Чарити открыла глаза, и на лице у неё появилось обиженное выражение.
— Я только старалась быть полезной.
— Не надо, — утомлённо сказал Клайд. — Нам и так хватает забот.
Видя, что никто не намерен сделать это для меня, я сам отнёс свой стакан к бару. Николас наполнил его со знанием дела.
— Это, должно быть, пугает вас, Дэниел, — сказал он. — Ваше первое знакомство с домашней жизнью актёра?
— Не впечатляет, — сказал я.
— Что он может знать о жизни! — презрительно сказала Чарити. — О настоящей жизни! Он — человек случайных занятий!
— Я знаю намного больше, чем куча ненормальных, среди которых я сейчас нахожусь, — непринуждённо сказал я. — Ну, ладно. На сцене вы можете заставить людей наполовину поверить в то, что вы делаете. Но уберите освещение и грим, и что у вас останется? Ничего!
— Так вы уже и приговор вынесли, Дэниел? — взревел Николас.
— Все, что я хочу сказать, это то, что вы можете дурачить театральную публику только потому, что она существует, чтобы её дурачили, — торопливо разъяснил я.
— Чепуха! — загремел он. — Неудивительно, что вы друг Обри. С кем же сойтись, как не с другим полоумным!
— Вне театра вы никого бы не смогли дурачить в течение тридцати секунд. Наденьте комбинезон и возьмите кисть, и через тридцать секунд любой олух поймёт, что вы актёр, а не маляр, так как каждое слово, каждый поступок будет преувеличен. Вы бы красили стену с таким видом и выражением, будто играете Гамлета.

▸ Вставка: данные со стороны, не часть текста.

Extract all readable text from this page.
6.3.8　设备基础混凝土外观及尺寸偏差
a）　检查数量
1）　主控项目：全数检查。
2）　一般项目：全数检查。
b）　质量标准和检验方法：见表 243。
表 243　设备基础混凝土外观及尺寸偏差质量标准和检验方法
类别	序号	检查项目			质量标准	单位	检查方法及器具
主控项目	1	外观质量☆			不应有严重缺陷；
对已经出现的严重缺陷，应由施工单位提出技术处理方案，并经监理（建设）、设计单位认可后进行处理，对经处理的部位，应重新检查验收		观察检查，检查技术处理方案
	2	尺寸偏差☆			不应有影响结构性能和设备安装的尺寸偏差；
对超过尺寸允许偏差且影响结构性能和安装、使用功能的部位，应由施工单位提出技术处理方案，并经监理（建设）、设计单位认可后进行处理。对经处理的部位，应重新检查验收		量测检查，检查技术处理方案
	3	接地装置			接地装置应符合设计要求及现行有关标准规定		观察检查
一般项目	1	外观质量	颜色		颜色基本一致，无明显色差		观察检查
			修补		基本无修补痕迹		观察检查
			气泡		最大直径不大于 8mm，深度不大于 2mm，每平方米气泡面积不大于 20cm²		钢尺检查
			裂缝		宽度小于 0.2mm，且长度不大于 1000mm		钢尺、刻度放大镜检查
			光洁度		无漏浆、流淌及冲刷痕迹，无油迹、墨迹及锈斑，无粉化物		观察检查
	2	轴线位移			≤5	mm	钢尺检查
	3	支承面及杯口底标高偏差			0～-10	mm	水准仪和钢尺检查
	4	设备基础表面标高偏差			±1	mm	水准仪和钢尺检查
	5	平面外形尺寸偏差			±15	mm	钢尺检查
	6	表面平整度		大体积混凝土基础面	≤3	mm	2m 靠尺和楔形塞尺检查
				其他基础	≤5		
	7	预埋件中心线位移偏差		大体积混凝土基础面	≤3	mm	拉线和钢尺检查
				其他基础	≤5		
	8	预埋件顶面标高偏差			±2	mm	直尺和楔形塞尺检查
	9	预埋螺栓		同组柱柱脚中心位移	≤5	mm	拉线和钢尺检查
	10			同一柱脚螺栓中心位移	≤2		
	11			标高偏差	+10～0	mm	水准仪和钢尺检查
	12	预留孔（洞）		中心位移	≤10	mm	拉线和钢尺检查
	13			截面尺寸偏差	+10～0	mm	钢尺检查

Вы просто ничего не смогли бы поделать с этим, Ники-бой!
— Обри, — сдержанно сказал Николас, — вышвырни своего друга из моей квартиры!
Обри хихикнул, потом изо всех сил попытался притвориться, что не слышал его.
— Чертовски хороший ответ! — ухмыльнулся я Николасу. — Собственно, он означает, что у вас нет ответа!
— Это не означает ничего подобного! — заорал он. — Будь я проклят, если я стану терять время и энергию на спор с каким-то болваном, который ожидает получить упрощённый, как в комиксах, вариант, даже не прочитав Шекспира! — Его ноздри дрожали совсем как у меня, когда я смотрел на Чарити.
— Это все ещё не ответ, — сказал я. — Готов держать пари, что вы не смогли бы никого дурачить вне театра в течение десяти минут!
— Не валяйте дурака! — презрительно сказал он.
— Иными словами, вы боитесь проиграть пари? — мерзко ухмыльнулся я. — В чём дело, Ники-бой?
На секунду мне показалось, что он взорвётся, и я приготовился к защите. Но он овладел собой и заговорил:
— Сделайте мне предложение, — хрипло сказал он, — и тогда мы посмотрим. Я покажу вам, актёр я или нет. Я…
— Этот текст можно пропустить, — прервал я его. — Я сделаю вам конкретное предложение, не сомневайтесь. Насколько хорошим актёром вы себя считаете, Ники-бой? Достаточно хорошим, чтобы сыграть роль в реальной жизни и держать специалиста в заблуждении, скажем, пятнадцать минут?
— Конечно! — рявкнул он.
— Ставлю тысячу долларов, что сможете!
После этого наступило молчание, достаточно долгое, чтобы успеть подрасти за это время. Его нарушил Вернон Клайд.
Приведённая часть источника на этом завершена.